Iraq, Immigration Threaten McCain Bid
Friday, March 23, 2007; 2:40 PM
WASHINGTON -- Immigration and Iraq present opposite threats to John McCain's presidential candidacy. The former could undercut his bid for the Republican nomination; the latter, his chances for winning the White House.
"Mistakes were made" in Iraq, the Arizona senator told Iowans one recent afternoon. "But the fact is, we are where we are." He argues that President Bush's troop-level increase must be given a chance to succeed because failure will result in terrorism on U.S. soil.
Minutes later, he pivots to immigration.
"We need to secure our borders. That is our first priority," McCain says as he calls for a temporary-worker program and a way to deal with illegal immigrants already in the U.S. "We can't deport 12 million people overnight."

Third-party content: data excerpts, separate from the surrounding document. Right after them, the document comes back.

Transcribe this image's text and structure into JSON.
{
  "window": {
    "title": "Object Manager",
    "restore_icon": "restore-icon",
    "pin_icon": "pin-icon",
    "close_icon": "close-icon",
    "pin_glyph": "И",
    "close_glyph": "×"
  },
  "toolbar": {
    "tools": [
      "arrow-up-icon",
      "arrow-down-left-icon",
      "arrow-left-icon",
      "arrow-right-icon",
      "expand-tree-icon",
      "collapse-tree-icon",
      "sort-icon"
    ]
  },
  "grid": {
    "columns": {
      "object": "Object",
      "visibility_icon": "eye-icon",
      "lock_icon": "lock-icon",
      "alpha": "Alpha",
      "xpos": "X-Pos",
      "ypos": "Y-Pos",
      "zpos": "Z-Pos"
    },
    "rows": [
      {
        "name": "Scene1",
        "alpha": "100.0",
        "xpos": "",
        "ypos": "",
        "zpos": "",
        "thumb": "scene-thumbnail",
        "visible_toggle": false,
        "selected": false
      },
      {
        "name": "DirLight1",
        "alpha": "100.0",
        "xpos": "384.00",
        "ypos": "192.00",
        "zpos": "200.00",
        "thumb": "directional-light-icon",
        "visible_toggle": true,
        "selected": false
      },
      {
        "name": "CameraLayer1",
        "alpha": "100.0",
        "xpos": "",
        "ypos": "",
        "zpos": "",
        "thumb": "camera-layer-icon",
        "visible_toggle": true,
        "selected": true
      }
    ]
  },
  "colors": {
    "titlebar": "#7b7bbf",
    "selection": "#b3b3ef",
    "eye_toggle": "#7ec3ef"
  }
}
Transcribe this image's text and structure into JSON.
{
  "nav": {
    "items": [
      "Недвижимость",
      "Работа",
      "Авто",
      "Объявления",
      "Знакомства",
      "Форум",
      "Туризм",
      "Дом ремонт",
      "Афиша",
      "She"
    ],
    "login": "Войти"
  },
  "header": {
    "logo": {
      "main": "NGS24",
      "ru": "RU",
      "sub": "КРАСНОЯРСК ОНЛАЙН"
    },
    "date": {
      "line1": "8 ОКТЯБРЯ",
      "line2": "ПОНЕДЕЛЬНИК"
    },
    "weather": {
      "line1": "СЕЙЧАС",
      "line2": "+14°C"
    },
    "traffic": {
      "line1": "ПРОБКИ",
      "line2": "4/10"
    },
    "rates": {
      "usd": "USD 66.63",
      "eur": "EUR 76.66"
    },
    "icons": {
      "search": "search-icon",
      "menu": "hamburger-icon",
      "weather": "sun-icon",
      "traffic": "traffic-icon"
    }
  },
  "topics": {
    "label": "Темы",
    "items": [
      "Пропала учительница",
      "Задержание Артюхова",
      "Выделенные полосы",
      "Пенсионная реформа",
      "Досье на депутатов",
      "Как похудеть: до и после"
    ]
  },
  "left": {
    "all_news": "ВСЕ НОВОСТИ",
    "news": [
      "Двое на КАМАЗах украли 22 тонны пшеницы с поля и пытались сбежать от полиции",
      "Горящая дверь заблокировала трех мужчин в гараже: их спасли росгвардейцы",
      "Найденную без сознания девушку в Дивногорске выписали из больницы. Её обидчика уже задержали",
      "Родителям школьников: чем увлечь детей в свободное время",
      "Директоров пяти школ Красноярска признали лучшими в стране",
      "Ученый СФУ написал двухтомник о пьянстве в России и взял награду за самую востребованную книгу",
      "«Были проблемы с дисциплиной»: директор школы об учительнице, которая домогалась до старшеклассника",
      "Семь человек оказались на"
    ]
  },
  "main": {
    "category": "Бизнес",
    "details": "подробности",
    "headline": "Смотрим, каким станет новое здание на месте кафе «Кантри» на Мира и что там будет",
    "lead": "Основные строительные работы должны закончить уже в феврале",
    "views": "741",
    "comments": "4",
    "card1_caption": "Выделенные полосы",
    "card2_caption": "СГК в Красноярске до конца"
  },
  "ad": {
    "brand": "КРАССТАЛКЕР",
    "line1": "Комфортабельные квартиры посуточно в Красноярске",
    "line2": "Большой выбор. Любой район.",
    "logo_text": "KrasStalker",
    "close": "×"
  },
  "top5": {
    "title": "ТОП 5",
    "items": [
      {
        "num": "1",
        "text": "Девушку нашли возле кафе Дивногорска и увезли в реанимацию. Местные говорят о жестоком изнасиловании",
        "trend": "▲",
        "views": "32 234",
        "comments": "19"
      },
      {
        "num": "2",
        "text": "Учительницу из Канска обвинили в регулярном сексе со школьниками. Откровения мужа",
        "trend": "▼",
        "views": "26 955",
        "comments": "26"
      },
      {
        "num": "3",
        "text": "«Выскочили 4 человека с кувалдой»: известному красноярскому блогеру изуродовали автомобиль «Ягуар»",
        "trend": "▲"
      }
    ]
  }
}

As he campaigns, McCain explains his positions pre-emptively yet still faces voters' questions. He did in Iowa and, to some extent, in New Hampshire, during bus tours last week. He returned to New Hampshire on Friday.
The two issues loom large in the 2008 race. As McCain seeks the White House a second time, he is linked to both and each could affect his candidacy.
Long a critic of the way the war was waged, McCain refuses to waver in his support of the Iraq troop increase despite growing public opposition to the four-year-old conflict that has claimed more than 3,200 American lives. His position plays well among GOP loyalists who will choose their presidential nominee early next year; polls find a majority of Republicans favor the increase.
"His Iraq policy will not hurt him with Republicans," said state Rep. Jeff Kaufmann of Wilton, Iowa, who is neutral in the race.
Indeed, at a standing-room-only Elk's Lodge in Mason City, McCain gave his take on the war to a hushed audience. Some people nodded in agreement as he spoke. Those who asked questions on Iraq or commented about it tended not to challenge his stance.
"My complaint is the cut-and-run politicians in Washington. I think we have to stay in and win this thing," Jim O'Brien, a veteran of two wars, told McCain as the crowd responded with hearty applause.
"I agree with him," Scott Tornquist, a Mason City councilman, said later of McCain. "There were mistakes that we made, and he acknowledged that, and I appreciated that."
McCain likely would get a cooler reception if he made the same pitch in a general election, where he would be seeking to win over Republicans as well as independents and, perhaps, Democrats. Polls show about two-thirds of people in the U.S. oppose the additional combat troops.